A cláusula da reserva do possível é ordinariamente invocável naquelas hipóteses em que se impõe ao Poder Público o exercício de verdadeiras “escolhas trágicas”, em contexto revelador de situação de antagonismo entre direitos básicos e insuficiências estatais financeiras. A decisão governamental, presente essa relação dilemática, há de conferir precedência à intangibilidade do “mínimo existencial”, em ordem a atribuir real efetividade aos direitos positivados na própria Lei Fundamental da República e aos valores consagrados nas diversas convenções internacionais de direitos humanos. A cláusula da reserva do possível, por isso mesmo, é inoponível à concretização do “mínimo existencial”, em face da preponderância dos valores e direitos que nele encontram seu fundamento legitimador.
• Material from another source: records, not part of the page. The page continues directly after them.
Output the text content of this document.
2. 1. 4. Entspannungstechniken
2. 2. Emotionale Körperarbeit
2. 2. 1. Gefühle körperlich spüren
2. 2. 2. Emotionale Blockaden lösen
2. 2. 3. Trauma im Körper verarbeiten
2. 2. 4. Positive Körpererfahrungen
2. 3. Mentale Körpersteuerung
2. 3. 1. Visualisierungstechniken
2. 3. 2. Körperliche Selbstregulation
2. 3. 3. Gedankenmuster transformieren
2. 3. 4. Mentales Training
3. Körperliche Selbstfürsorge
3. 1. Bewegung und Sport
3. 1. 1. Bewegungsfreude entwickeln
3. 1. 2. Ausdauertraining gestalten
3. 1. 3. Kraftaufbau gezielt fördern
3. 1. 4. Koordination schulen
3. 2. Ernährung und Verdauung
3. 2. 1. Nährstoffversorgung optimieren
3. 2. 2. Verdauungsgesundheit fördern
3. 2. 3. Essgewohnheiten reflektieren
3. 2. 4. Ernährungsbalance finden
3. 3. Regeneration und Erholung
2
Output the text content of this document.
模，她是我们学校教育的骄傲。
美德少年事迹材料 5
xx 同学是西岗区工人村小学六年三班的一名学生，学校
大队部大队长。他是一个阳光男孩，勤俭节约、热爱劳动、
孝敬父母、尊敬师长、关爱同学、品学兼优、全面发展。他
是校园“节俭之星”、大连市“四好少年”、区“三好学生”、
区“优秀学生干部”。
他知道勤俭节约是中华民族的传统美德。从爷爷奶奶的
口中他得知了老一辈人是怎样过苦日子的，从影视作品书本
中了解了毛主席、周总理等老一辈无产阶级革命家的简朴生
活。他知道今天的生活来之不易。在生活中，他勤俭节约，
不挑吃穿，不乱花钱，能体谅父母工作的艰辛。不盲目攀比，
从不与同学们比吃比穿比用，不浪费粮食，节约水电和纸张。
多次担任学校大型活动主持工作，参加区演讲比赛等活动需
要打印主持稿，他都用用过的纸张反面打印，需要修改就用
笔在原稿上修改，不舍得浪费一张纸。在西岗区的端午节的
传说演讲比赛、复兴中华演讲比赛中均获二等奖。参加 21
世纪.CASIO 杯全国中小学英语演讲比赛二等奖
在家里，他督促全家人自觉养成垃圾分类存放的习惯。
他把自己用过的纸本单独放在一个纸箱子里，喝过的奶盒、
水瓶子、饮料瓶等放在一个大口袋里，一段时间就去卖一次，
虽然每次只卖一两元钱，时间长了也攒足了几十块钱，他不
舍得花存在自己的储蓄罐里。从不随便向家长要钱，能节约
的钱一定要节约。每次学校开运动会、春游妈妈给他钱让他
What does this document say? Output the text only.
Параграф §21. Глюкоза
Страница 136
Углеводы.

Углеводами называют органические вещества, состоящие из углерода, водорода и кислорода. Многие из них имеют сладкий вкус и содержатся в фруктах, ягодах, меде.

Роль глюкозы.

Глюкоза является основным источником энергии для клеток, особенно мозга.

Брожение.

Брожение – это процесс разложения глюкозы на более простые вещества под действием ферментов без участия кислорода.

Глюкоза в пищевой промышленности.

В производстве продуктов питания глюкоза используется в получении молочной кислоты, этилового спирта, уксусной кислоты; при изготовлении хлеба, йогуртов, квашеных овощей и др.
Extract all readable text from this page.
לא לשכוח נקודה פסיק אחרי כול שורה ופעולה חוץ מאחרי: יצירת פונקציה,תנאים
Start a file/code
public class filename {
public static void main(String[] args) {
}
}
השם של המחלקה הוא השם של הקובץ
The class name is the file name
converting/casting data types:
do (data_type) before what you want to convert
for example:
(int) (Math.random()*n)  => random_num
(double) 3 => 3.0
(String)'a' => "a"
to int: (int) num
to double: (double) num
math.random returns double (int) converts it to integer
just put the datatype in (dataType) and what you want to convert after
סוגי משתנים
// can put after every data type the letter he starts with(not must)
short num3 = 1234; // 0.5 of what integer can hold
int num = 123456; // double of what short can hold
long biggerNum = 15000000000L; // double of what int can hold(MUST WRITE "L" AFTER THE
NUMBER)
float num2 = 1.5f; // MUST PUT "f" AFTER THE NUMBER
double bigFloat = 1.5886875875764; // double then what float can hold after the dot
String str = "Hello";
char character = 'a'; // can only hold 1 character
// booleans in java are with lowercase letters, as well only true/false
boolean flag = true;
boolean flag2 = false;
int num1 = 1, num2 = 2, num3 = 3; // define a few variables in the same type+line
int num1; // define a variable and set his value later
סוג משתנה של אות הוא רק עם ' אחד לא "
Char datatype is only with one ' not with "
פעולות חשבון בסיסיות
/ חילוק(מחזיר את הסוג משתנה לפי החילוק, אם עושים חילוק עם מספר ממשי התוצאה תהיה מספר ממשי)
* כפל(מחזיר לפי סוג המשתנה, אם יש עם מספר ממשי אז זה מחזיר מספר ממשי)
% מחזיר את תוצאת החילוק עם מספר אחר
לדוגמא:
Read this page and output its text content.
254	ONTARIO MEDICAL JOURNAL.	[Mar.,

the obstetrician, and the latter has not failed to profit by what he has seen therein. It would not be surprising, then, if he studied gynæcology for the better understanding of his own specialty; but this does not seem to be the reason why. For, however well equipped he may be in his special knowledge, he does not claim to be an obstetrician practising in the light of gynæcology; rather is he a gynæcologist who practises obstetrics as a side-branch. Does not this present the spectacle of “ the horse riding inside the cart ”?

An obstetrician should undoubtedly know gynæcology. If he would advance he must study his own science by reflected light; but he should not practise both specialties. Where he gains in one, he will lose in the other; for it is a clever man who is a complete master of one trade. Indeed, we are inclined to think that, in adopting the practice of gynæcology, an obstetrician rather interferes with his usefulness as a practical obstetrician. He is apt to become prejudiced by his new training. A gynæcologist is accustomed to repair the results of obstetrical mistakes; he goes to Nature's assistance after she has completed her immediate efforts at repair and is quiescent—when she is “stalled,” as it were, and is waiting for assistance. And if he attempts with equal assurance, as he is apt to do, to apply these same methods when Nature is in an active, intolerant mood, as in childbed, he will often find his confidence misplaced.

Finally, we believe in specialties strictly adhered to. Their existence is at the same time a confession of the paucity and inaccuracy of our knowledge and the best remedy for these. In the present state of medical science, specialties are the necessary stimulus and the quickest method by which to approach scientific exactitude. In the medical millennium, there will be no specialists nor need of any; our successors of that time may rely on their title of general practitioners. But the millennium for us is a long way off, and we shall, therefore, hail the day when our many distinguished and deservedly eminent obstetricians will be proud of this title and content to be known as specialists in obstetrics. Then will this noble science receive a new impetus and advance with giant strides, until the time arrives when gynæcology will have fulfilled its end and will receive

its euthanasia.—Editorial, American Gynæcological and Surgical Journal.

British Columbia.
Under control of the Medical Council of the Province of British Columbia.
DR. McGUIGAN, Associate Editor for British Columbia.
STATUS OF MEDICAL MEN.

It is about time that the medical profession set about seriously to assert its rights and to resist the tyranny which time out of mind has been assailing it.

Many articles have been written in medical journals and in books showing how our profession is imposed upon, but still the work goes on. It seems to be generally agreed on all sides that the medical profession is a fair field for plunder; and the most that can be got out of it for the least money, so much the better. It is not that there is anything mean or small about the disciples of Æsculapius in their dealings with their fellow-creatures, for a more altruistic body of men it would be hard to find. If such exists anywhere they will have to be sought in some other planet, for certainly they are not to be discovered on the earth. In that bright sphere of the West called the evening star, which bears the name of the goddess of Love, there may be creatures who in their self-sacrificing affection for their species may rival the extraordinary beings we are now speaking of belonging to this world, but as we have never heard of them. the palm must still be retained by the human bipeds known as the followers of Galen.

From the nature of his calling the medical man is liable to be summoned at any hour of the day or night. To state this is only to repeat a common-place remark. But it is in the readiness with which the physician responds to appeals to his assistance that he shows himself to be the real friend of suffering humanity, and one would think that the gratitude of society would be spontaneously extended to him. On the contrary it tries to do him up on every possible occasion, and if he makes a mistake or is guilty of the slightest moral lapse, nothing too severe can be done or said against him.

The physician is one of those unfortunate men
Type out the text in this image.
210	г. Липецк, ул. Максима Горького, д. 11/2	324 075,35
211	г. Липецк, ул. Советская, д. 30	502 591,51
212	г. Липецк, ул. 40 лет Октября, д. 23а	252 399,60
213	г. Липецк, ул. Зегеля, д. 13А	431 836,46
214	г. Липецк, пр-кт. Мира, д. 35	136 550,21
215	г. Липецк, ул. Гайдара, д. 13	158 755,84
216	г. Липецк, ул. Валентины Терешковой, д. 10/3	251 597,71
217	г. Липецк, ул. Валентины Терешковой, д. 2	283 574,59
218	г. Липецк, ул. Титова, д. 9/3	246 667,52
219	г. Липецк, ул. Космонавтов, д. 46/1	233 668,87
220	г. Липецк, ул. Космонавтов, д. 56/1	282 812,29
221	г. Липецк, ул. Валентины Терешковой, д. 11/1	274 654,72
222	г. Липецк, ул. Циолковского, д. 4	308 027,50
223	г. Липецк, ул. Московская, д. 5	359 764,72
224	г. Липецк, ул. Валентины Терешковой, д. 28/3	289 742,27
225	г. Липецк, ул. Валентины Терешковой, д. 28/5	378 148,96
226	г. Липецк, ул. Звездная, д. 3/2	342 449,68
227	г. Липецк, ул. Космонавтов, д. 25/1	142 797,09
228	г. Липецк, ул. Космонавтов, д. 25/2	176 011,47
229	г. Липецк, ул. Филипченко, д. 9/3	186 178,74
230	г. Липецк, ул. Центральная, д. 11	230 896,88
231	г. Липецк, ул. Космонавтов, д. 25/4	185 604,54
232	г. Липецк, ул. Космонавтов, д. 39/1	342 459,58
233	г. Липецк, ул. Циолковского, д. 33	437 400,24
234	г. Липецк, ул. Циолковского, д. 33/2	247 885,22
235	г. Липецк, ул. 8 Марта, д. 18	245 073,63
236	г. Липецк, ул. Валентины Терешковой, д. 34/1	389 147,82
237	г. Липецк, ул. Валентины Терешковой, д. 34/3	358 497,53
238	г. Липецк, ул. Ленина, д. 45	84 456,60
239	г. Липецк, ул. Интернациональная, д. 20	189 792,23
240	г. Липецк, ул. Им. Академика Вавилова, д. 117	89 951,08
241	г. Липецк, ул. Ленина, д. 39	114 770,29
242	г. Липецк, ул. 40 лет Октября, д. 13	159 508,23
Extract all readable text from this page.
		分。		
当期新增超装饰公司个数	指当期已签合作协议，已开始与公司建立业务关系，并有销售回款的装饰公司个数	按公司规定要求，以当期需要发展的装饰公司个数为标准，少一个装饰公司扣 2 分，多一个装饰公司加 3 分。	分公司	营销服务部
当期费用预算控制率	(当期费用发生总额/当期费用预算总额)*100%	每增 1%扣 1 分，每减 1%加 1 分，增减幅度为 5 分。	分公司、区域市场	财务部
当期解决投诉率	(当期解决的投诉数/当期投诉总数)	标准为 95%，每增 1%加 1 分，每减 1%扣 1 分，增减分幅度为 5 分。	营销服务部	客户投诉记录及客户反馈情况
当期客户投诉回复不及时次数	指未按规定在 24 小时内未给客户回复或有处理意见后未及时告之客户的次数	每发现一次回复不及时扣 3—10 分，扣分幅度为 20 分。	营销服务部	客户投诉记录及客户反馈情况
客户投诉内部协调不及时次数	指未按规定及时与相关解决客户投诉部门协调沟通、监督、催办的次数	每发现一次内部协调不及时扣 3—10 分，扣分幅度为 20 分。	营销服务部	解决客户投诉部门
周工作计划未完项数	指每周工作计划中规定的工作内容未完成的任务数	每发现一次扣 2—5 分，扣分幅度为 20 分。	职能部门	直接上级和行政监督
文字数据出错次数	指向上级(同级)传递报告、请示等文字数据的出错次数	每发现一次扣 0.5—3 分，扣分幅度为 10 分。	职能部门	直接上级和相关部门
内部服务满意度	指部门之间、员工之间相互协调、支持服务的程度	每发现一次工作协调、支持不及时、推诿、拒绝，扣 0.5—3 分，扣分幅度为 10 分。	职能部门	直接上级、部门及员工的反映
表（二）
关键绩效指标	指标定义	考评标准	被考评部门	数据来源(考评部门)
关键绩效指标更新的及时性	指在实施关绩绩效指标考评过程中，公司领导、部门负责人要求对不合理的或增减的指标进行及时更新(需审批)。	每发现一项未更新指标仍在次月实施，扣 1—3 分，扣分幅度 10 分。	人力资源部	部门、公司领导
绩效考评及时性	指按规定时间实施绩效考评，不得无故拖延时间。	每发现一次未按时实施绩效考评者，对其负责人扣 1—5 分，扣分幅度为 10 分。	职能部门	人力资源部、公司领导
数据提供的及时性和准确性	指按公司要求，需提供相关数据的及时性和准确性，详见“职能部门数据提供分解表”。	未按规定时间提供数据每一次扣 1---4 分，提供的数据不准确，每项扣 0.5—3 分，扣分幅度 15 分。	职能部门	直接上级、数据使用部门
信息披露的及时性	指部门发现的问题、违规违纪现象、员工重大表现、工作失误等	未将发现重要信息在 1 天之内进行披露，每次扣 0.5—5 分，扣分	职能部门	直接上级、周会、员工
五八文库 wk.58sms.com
Ordem concedida para determinar à Administração da Penitenciária “Tacyan Menezes de Lucena”, em Martinópolis/SP, que adote providências que permitam assegurar, de modo efetivo, a todos os presos (tanto os condenados quanto os provisórios), especialmente aos recolhidos nos pavilhões de medida preventiva de segurança pessoal (“Pavilhão de Seguro”) e disciplinar (“Pavilhão Disciplinar”), o direito à saída da cela pelo período mínimo de 02 (duas) horas diárias para banho de sol. Estendem, finalmente, de ofício, nos mesmos termos e observados os mesmos limites ora delineados neste acórdão, o benefício do banho de sol, por pelo menos 02 (duas) horas diárias, ora concedido nesta sede processual, a todos os internos que, independentemente do estabelecimento penitenciário a que se achem recolhidos, estejam expostos, objetivamente, a situação idêntica ou assemelhada à que motivou a concessão do presente “writ ” constitucional, nos termos do voto do Relator.